A necessidade de atuar na prevenção também junto à educação infantil foi reforçada pela conselheira da Câmara de Ensino Fundamental do Conselho Estadual de Educação, Sueli Duque Rodart. “Há crianças de 3 anos que já sofrem com seus pais usuários de crack”, afirmou. Sueli Duque destacou que os professores não estão preparados para enfrentar o problema das drogas, cujo combate não deve se restringir ao usuário,mas atingir a toda a família. “A educação deve focar a formação integral do indivíduo; os professores precisam conhecer seus alunos; as escolas precisam acolher as famílias. E tudo isso requer investimento. Só teremos Educação de qualidade com investimento”, declarou.
O assessor do Programa Educacional de Resistências às Drogas (Proerd- PMMG), capitão da PM Hudson Matos Ferraz Júnior, levou à audiência a bem-sucedida experiência da iniciativa. O Proerd, contou o capitão, é um esforço cooperativo, que envolve família e escola com o objetivo de dotar os alunos de informações qualificadas para que façam boas escolhas na vida, em especial no que se refere ao uso de drogas. “Todos os 700 policiais que participam do programa são voluntários”, contou. Desde que surgiu em Minas, o Proerd já formou mais de dois milhões de pessoas, em mais de 3500 escolas.
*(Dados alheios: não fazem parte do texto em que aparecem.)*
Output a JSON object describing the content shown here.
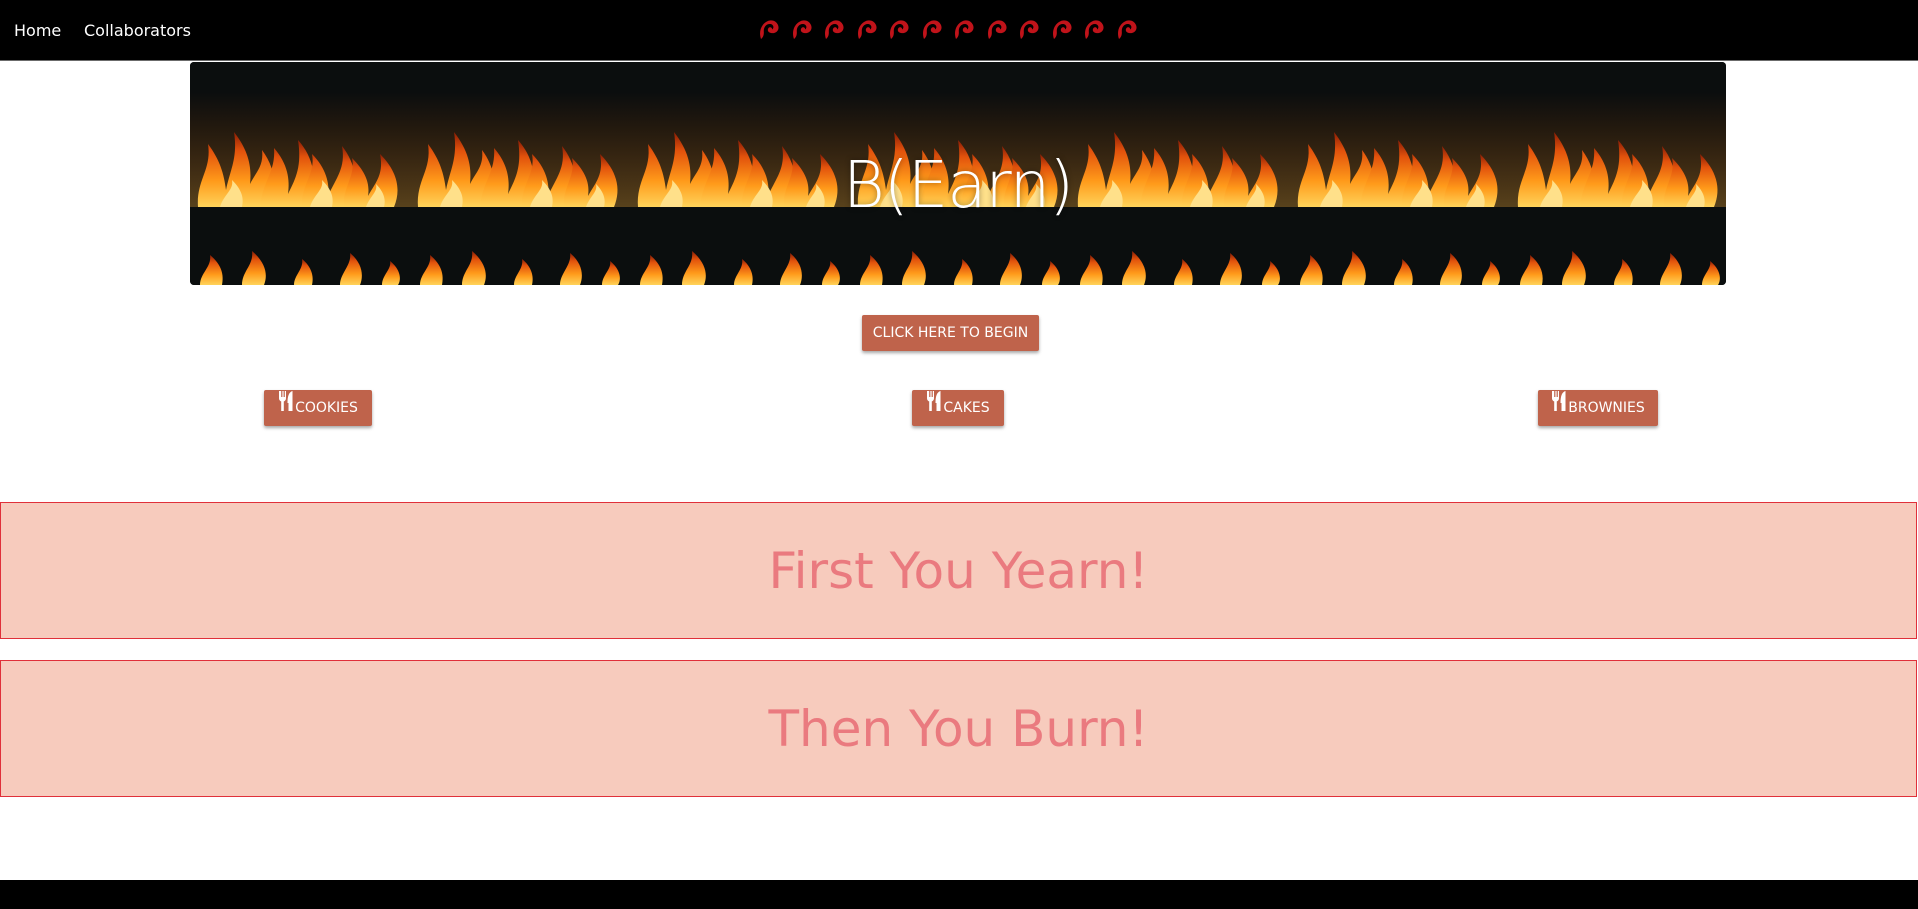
{
  "nav": {
    "home_label": "Home",
    "collaborators_label": "Collaborators",
    "flame_icon_count": 12,
    "flame_icon_color": "#c0131a"
  },
  "hero": {
    "title": "B(Earn)"
  },
  "actions": {
    "begin_label": "CLICK HERE TO BEGIN",
    "categories": [
      {
        "label": "COOKIES",
        "icon": "utensils-icon"
      },
      {
        "label": "CAKES",
        "icon": "utensils-icon"
      },
      {
        "label": "BROWNIES",
        "icon": "utensils-icon"
      }
    ]
  },
  "banners": [
    {
      "text": "First You Yearn!"
    },
    {
      "text": "Then You Burn!"
    }
  ],
  "colors": {
    "nav_background": "#000000",
    "button_background": "#bf634b",
    "banner_background": "#f7cbbd",
    "banner_border": "#e0303a",
    "banner_text": "#ea7a7f",
    "flame_orange": "#ff8a10"
  }
}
Representando a Defensoria Pública, Roberta Mesquita destacou que os profissionais que atuam na instituição são testemunhas diárias da aflição que vivem os usuários de drogas e seus familiares. Destacando que há várias questões que exigem reflexão, quando esse tema está em debate, ela lembrou que um aspecto que precisa ser reavaliado é a forma como é hoje tratado o pequeno traficante, na maioria das vezes usuário de drogas. “Ele tem a restrição da liberdade, como o grande traficante, mas é preciso tratá-los de maneira diferenciada”, observou.
A abertura da reunião contou com a participação do deputado Célio Moreira (PSDB) e da deputada Liza Prado (PSB), além de representantes de várias entidades envolvidas no combate ao crack. Célio Moreira lembrou que a audiência acontecia em 5 de junho, data em que se comemora o Dia Mundial do Meio Ambiente, e convidou as pessoas a adotarem práticas no dia a dia para contribuírem com a preservação do meio ambiente. A deputada Liza Prado, por sua vez, convidou os presentes a participarem da Marcha Contra o Crack e Outras Drogas, que a ALMG irá realizar no dia 23/6 (sábado). A concentração será às 9 horas, em frente ao Colégio Estadual Central, em Belo Horizonte.
Requerimentos – Durante a reunião, foram aprovados vários requerimentos, dois deles para a realização de audiência pública em cidades do interior de Minas, a fim de se discutir o avanço do crack nas regiões. O primeiro deles, de autoria do deputado Antônio Júlio (PMDB), para a realização de audiência em Pará de Minas (Região Central); o segundo, de autoria dos deputados Paulo Lamac (PT) e André Quintão (PT), para a realização de audiência pública em Passos (Sul de Minas).